Kallimer aveva dato una risposta, ma Kallimer gli aveva già dato fin troppo risposte. Fu solo quando si ritrovò nella Cappella, fra tutte quelle candele tremolanti, che capì quale sarebbe stata la prova.

Se non c’era nessun Messire (il pensiero lo sconvolgeva, ma vi si aggrappò per amor di ragionamento), allora ogni particella della sua vita era falsa, e l’ideale che aveva servito era solo polvere.

Se c’era un Giudice Supremo (e quante volte, in trent’anni allo scoccare di mezzogiorno aveva provato una sensazione di comunione con il suo Giudice), allora Joyce sapeva a chi rivolger il suo appello.

Guardò nella piazza, verso il palco di Joshua Normandy, e rifletté che Normandy non poteva nemmeno immaginare l’importanza di ciò che era sotto processo quel giorno.

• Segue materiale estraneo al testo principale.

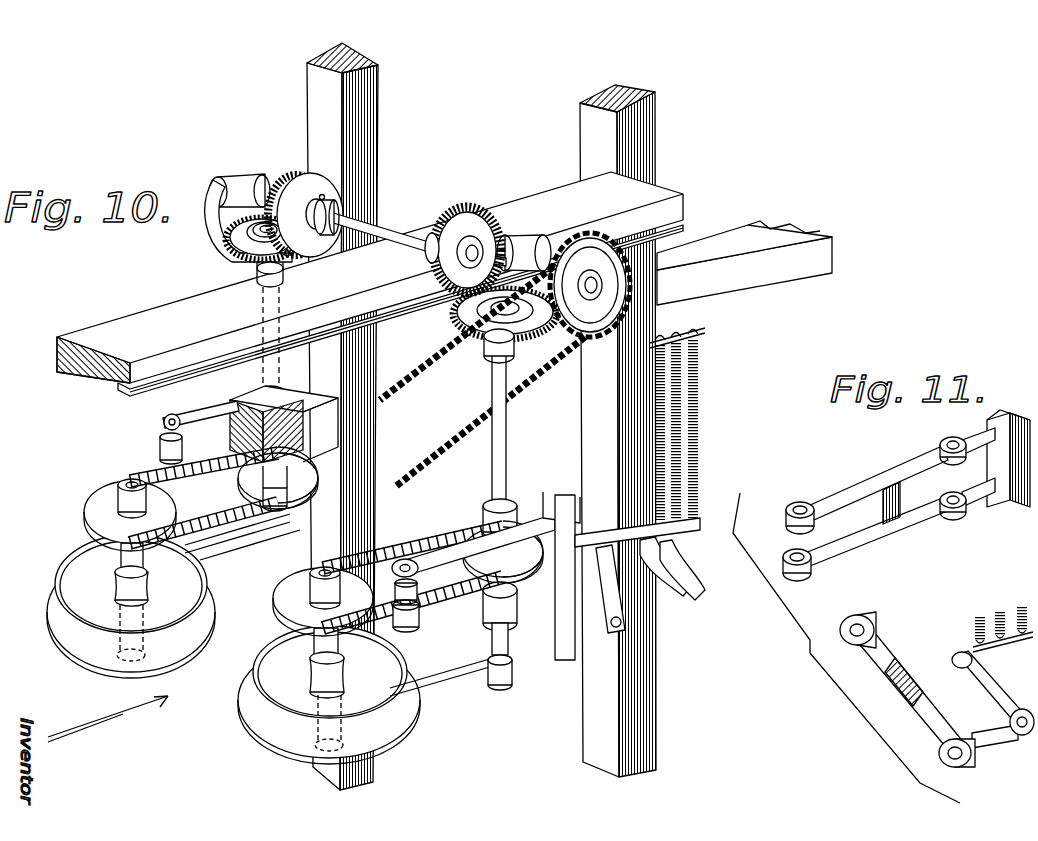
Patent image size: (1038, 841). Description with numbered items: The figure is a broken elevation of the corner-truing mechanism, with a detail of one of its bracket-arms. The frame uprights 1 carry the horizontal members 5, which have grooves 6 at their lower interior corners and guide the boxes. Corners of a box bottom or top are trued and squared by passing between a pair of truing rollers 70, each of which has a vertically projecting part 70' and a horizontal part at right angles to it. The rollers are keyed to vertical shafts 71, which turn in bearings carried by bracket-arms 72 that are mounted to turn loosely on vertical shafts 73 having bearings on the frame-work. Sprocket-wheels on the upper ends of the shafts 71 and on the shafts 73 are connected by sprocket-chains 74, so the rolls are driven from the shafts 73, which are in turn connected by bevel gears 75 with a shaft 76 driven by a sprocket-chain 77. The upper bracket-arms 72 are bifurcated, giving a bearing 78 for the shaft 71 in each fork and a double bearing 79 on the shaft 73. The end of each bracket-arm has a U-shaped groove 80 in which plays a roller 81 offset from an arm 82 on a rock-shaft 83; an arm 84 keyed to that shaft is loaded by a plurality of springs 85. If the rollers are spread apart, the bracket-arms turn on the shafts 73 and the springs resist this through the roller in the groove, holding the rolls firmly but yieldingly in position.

In FIG. 10, the uprights 1 is at (372, 112).
In FIG. 10, the members 5 is at (80, 375).
In FIG. 10, the grooves 6 is at (128, 393).
In FIG. 10, the truing rollers 70 is at (233, 649).
In FIG. 10, the vertically projecting part 70' is at (290, 548).
In FIG. 10, the vertical shafts 71 is at (122, 583).
In FIG. 10, the bracket-arms 72 is at (165, 452).
In FIG. 11, the bracket-arms 72 is at (885, 483).
In FIG. 10, the vertical shafts 73 is at (267, 365).
In FIG. 10, the sprocket-chains 74 is at (235, 548).
In FIG. 10, the bevel gears 75 is at (290, 183).
In FIG. 10, the shaft 76 is at (446, 201).
In FIG. 10, the sprocket-chain 77 is at (448, 462).
In FIG. 11, the bearing 78 is at (802, 504).
In FIG. 11, the bearings 79 is at (953, 438).
In FIG. 11, the U-shaped groove 80 is at (1014, 418).
In FIG. 11, the roller 81 is at (863, 614).
In FIG. 11, the arm 82 is at (912, 658).
In FIG. 10, the rock-shaft 83 is at (593, 663).
In FIG. 11, the rock-shaft 83 is at (982, 737).
In FIG. 11, the arm 84 is at (997, 687).
In FIG. 10, the springs 85 is at (662, 410).
In FIG. 11, the springs 85 is at (1022, 605).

Infilò una mano sotto l’abito e strinse il calcio della sua Grennell. Era la sua arma, Lo aveva servito, come lui aveva servito il Messire; con efficienza, senza domande.

Ora veniva la prova; qui, dove gli uomini pregavano il Messire per il supremo, infallibile giudizio.

Il Messire conosceva i colpevoli e gli innocenti; puniva gli uni e proteggeva gli altri. Joyce era solo il Suo strumento e il Processo l’occasione perché il Suo giudizio si manifestasse.

Sussurrò fra di sé: — Prego perché il mio verdetto sia giusto, ma se non lo fosse, prego affinché la giustizia prevalga in questo processo. — Estrasse la pistola.

Si voltò con gesto rapido e sparò in direzione di Kallimer. Sparò attraverso la piazza a Joshua Normandy. Poi cominciò a sparare a casaccio sui palchi delle Prime Famiglie, e vide Normandy cadere a terra, sentì il tonfo del corpo di Kallimer che ruzzolava lungo i gradini, sapendo che, avesse ragione o torto, e qualunque cosa fosse successa ora, il Messire almeno non aveva revocato il suo verdetto.

Questa era la Verità per cui era vissuto.